### **ECON 323 FINAL PROJECT**

### **PARLIAMENTARY PARTICIPATION AND ELECTORAL SUCCESS**

##### INTRODUCTION

In this project, we aim to further contribute to my ECON 490 paper. The project adds to the paper by creating interactive visualizations that explain the variables and by carrying out classification tasks through machine learning.  
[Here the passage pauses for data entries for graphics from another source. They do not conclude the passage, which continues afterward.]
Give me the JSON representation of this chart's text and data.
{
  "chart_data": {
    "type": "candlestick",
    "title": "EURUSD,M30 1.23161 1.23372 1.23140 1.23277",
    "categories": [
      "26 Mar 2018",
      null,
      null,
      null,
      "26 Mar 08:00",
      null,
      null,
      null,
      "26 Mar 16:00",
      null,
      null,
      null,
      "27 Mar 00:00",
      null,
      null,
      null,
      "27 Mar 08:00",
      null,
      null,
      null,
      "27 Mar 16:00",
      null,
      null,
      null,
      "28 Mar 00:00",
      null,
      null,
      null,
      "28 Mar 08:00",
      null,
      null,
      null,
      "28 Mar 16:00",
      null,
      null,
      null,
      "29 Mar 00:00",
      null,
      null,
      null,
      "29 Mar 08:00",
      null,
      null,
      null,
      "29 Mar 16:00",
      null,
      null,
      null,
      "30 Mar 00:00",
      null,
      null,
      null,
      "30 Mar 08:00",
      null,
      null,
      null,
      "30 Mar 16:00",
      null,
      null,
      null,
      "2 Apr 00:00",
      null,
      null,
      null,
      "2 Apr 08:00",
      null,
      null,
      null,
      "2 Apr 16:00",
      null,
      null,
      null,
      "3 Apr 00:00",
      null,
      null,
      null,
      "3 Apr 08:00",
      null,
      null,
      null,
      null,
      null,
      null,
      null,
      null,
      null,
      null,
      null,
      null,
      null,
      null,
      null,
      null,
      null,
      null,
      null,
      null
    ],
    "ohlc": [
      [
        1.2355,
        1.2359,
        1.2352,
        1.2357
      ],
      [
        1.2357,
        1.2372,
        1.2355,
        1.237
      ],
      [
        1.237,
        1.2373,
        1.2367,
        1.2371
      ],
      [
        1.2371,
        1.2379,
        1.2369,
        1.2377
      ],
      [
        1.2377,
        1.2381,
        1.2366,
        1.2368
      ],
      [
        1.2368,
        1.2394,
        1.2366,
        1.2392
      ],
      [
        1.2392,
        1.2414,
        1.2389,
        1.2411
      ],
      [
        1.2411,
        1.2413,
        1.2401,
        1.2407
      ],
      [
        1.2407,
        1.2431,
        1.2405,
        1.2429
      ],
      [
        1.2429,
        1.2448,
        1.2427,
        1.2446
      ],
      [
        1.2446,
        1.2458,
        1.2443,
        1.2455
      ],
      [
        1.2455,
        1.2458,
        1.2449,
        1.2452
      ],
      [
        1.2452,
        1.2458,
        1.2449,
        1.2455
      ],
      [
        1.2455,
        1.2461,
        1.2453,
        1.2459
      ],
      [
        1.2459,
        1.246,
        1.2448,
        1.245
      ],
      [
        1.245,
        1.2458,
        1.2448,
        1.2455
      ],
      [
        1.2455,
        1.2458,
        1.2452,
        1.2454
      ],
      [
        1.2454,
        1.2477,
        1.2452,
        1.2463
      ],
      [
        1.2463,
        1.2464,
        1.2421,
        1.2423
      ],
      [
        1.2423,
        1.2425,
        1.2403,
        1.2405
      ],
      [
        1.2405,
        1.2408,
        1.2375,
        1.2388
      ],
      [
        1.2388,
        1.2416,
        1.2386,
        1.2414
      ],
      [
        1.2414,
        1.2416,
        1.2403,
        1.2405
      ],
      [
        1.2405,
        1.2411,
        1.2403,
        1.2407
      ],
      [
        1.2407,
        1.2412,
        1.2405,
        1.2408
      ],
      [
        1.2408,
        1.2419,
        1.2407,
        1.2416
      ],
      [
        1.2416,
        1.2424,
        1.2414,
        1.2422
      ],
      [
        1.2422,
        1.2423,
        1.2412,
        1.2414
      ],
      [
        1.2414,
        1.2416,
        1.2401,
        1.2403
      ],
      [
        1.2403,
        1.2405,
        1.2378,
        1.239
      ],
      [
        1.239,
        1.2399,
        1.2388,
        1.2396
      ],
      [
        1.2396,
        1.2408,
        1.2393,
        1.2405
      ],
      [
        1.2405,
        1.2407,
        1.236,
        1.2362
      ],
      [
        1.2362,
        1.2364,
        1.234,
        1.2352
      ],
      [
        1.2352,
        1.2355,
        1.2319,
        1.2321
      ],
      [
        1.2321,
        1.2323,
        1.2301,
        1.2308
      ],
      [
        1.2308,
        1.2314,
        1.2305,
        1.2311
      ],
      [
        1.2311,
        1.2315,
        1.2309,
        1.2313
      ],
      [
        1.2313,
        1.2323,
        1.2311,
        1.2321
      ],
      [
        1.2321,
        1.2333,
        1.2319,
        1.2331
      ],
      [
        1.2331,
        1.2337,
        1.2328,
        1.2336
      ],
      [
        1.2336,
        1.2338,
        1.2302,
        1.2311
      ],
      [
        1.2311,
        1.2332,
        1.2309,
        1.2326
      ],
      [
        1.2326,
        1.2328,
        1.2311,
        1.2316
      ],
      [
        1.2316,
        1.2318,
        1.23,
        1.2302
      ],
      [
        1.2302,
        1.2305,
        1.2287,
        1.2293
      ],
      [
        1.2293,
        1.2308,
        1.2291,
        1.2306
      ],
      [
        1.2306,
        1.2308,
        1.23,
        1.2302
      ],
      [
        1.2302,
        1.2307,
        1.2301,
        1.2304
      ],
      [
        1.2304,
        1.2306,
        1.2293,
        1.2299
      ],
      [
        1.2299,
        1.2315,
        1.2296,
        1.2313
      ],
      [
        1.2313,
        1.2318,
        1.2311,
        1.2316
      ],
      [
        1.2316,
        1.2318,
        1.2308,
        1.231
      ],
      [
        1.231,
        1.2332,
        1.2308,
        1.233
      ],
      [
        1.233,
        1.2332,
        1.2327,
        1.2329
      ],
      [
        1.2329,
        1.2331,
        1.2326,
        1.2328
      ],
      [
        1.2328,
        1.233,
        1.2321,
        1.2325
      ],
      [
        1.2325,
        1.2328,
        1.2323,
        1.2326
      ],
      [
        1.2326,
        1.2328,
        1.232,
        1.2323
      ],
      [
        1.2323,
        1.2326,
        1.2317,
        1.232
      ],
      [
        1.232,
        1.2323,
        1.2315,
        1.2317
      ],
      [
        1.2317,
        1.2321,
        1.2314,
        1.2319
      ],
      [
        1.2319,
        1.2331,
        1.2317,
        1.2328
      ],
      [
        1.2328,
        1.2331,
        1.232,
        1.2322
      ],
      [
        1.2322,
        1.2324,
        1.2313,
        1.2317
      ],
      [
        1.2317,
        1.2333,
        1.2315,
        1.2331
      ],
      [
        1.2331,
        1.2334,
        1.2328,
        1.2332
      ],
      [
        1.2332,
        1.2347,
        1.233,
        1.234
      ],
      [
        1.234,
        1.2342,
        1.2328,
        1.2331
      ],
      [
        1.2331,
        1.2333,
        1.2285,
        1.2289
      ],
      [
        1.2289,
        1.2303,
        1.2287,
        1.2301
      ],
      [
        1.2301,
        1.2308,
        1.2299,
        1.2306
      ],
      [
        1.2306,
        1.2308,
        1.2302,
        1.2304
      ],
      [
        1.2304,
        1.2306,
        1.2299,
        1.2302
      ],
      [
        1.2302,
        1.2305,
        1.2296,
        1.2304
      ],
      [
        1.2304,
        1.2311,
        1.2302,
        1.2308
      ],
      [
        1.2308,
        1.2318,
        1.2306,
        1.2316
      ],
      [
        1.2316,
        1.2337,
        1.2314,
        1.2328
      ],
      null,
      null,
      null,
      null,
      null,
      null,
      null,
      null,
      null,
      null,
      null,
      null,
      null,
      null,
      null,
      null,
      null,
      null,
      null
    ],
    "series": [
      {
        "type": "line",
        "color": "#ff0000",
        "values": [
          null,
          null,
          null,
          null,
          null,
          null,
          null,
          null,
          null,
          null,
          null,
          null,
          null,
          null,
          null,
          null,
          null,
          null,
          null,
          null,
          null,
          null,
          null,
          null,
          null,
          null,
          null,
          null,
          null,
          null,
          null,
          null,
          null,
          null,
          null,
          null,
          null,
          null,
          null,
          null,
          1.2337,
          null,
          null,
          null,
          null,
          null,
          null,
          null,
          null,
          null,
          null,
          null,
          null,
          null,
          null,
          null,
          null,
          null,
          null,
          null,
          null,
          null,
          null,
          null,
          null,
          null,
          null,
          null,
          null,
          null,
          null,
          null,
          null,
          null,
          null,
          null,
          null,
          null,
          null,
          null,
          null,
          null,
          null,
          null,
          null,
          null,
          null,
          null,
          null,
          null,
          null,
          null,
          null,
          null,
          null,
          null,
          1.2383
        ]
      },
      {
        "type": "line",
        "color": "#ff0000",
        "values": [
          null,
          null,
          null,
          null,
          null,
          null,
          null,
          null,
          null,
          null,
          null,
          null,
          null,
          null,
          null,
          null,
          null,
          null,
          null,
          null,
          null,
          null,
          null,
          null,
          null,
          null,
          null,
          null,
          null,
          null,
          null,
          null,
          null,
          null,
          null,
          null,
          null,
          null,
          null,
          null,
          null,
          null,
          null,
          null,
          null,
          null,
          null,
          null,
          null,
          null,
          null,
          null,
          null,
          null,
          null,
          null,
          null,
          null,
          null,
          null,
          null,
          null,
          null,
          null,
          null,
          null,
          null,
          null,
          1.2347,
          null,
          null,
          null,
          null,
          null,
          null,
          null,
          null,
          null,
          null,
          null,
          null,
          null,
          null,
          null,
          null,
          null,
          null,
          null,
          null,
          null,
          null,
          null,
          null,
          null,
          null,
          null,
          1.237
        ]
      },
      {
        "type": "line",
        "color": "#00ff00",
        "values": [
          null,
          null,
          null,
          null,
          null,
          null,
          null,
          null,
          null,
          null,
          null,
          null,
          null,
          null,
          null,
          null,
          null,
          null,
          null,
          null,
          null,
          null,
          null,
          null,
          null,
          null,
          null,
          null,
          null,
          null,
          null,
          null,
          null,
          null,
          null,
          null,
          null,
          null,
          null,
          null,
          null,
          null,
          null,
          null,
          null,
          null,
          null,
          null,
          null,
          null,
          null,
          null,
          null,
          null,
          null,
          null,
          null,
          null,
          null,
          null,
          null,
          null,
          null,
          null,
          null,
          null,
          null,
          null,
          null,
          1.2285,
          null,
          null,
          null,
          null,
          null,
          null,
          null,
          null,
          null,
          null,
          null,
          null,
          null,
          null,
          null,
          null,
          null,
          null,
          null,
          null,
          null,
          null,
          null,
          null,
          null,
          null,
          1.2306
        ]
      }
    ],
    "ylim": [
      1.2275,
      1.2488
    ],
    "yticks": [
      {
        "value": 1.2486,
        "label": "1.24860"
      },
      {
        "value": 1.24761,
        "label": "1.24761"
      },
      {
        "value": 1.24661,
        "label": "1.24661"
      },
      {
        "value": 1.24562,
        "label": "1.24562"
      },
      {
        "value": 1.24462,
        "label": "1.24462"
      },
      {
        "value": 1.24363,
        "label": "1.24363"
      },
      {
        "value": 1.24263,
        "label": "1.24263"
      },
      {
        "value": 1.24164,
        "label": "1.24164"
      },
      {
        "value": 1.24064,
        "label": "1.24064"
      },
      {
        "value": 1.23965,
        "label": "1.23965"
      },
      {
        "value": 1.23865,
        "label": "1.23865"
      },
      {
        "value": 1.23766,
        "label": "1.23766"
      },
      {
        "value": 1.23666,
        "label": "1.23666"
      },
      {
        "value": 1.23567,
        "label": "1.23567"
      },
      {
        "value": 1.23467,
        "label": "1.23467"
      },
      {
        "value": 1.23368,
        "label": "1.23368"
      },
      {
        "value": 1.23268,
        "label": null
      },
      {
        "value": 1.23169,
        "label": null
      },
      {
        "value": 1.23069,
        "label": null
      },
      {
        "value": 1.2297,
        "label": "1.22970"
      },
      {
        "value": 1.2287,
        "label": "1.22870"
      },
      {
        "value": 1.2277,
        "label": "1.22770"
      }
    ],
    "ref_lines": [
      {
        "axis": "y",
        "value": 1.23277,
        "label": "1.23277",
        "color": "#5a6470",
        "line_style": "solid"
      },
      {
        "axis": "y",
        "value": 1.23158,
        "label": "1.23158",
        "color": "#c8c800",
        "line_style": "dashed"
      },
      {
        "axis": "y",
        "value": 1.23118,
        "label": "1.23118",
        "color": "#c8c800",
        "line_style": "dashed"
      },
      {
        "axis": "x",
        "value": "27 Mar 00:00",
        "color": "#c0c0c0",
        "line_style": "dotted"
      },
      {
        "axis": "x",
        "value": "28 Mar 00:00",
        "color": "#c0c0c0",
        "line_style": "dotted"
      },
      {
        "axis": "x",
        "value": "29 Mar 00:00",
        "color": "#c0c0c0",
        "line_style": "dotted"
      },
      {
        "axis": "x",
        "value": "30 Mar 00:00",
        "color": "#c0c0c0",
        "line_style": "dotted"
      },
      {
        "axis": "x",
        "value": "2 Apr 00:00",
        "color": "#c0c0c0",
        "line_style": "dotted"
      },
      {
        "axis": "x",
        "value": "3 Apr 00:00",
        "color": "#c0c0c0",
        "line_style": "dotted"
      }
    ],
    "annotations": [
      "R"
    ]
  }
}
ADD EXTRA INFORMATION ABOUT THE SPECIFICS OF THE MACHINE LEARNING

The paper explores the impact of parliamentary participation on electoral success particularly in the Canadian House of Commons. In this case, parliamentary participation is measured by participation in question period and statements made in the House of Commons and the private member bills introduced by the Member of Parliament. Electoral success is measured by whether or not the Member of Parliament was reelected in the next federal elections. 

##### LOADING PACKAGES

We start by loading all the necessary packages:

In [None]:
import pandas as pd
import numpy as np
import shapefile as shp
import matplotlib.pyplot as plt
%matplotlib inline
import seaborn as sns
import geopandas as gpd
import matplotlib.colors as colors
import folium 
from folium import plugins
import sklearn
import sklearn.model_selection
import sklearn.ensemble
from sklearn import linear_model
from sklearn.linear_model import LogisticRegression
import sklearn.metrics as metrics
from sklearn.metrics import mean_squared_error
from sklearn.model_selection import train_test_split
import statsmodels.api as sm
import statsmodels.formula.api as smf
from patsy import dmatrix
from sklearn.metrics import classification_report
from sklearn.metrics import accuracy_score
from sklearn.metrics import ConfusionMatrixDisplay

##### INTRODUCING THE DATA 

##### *Reading the Data*

For my 490 paper, I worked with two csv files which include data from several sources:

- Elections Canada for reelection and riding information
- OurCommons website for information on Private Member's Bills, statements made and Cabinet ministers
- SQL Database from the openparliament.com website for gender, party and politician name
- Conservative.ca website for information on Shadow Cabinet
- Age and years in House of Commons from Parl.ca website 

The overall timeframe for this data is from the 2015 federal elections to the 2021 federal elections i.e. the information considers all parliamentary activity from the 42nd and 43rd Parliament.

In [None]:
# reading in csv data 
results15 = pd.read_csv("DATA/2015Results.csv")
results19 = pd.read_csv("DATA/2019Results.csv")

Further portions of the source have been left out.